Most Common Problems
The process of protecting an invention with a patent requires special technical and legal knowledge. Many patent applications do not end successfully for a variety of reasons, for example:
- description in the application does not represent well the properties of the invention;
- the invention is not new – it was disclosed to the public or it has already been known and published in patent documentation prior to filing a patent application;
- the invention represents just an idea, a principle or a method, rather than a concrete technical performance;
- certain actions were in delay in the procedure.
The process of protecting an invention by registering a utility model, although much simpler and faster than the procedure for granting a patent, can also lead to unexpected misunderstandings, for example:
- limited subject matter of protection;
- registration right does not make the same legal effects as the patent granted on the basis of substantive examination;
- a utility model is not the right to make the basis of civil protection.
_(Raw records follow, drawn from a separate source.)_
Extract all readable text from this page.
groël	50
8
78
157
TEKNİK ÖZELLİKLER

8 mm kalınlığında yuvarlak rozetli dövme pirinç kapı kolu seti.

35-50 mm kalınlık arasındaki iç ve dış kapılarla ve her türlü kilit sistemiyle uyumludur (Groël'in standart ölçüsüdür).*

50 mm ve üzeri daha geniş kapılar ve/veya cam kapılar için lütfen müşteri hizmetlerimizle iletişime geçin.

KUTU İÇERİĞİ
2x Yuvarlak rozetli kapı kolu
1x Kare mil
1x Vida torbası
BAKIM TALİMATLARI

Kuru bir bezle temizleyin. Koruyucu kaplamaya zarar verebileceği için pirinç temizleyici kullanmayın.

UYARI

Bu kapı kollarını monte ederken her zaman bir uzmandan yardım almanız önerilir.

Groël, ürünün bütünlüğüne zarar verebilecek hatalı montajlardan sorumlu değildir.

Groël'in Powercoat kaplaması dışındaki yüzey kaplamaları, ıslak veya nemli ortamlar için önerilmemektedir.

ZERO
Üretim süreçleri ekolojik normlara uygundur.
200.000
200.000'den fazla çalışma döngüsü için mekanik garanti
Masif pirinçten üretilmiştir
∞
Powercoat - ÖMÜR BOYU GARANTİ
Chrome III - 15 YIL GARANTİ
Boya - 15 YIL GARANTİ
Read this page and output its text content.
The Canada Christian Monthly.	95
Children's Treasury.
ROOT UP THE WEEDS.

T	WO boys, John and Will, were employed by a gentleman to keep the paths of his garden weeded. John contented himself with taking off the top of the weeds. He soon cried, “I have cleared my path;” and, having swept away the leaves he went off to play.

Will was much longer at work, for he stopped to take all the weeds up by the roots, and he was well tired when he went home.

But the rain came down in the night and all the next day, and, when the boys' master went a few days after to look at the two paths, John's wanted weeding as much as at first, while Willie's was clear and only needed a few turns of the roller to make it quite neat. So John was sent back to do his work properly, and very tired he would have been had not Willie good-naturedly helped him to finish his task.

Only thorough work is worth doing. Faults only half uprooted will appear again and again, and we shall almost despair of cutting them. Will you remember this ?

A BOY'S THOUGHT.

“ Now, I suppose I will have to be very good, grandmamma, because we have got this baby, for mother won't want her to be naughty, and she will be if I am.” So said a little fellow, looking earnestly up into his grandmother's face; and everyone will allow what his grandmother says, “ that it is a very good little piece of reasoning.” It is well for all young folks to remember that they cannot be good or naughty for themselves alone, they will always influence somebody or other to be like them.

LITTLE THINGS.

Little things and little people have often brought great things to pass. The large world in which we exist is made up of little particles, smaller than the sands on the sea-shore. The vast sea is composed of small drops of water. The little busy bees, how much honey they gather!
Also, applicants sometimes give up on further proceedings because, for example:
- they are not confident in the successful commercialization of their invention;
- they chose a wrong type of protection;
- they are not willing to invest or do not possess necessary funds for the costs required by the patent granting procedure;
- they are insufficiently acquainted with the system of protection of the invention to be able to solve problems arising in the patent granting procedure or the procedure for the registration of a utility model.
How to avoid problems?
- get information on the possibilities and the ways of protecting intellectual property;
- consider business sustainability of your invention;
- prepare a business plan for the commercialization of your invention, with an estimate of the costs of development, production, marketing, and adequate protection;
- do not show your invention in public prior to filing an application for a patent or a utility model;
- search through patent information to find out in time if there are any potential obstacles in obtaining protection.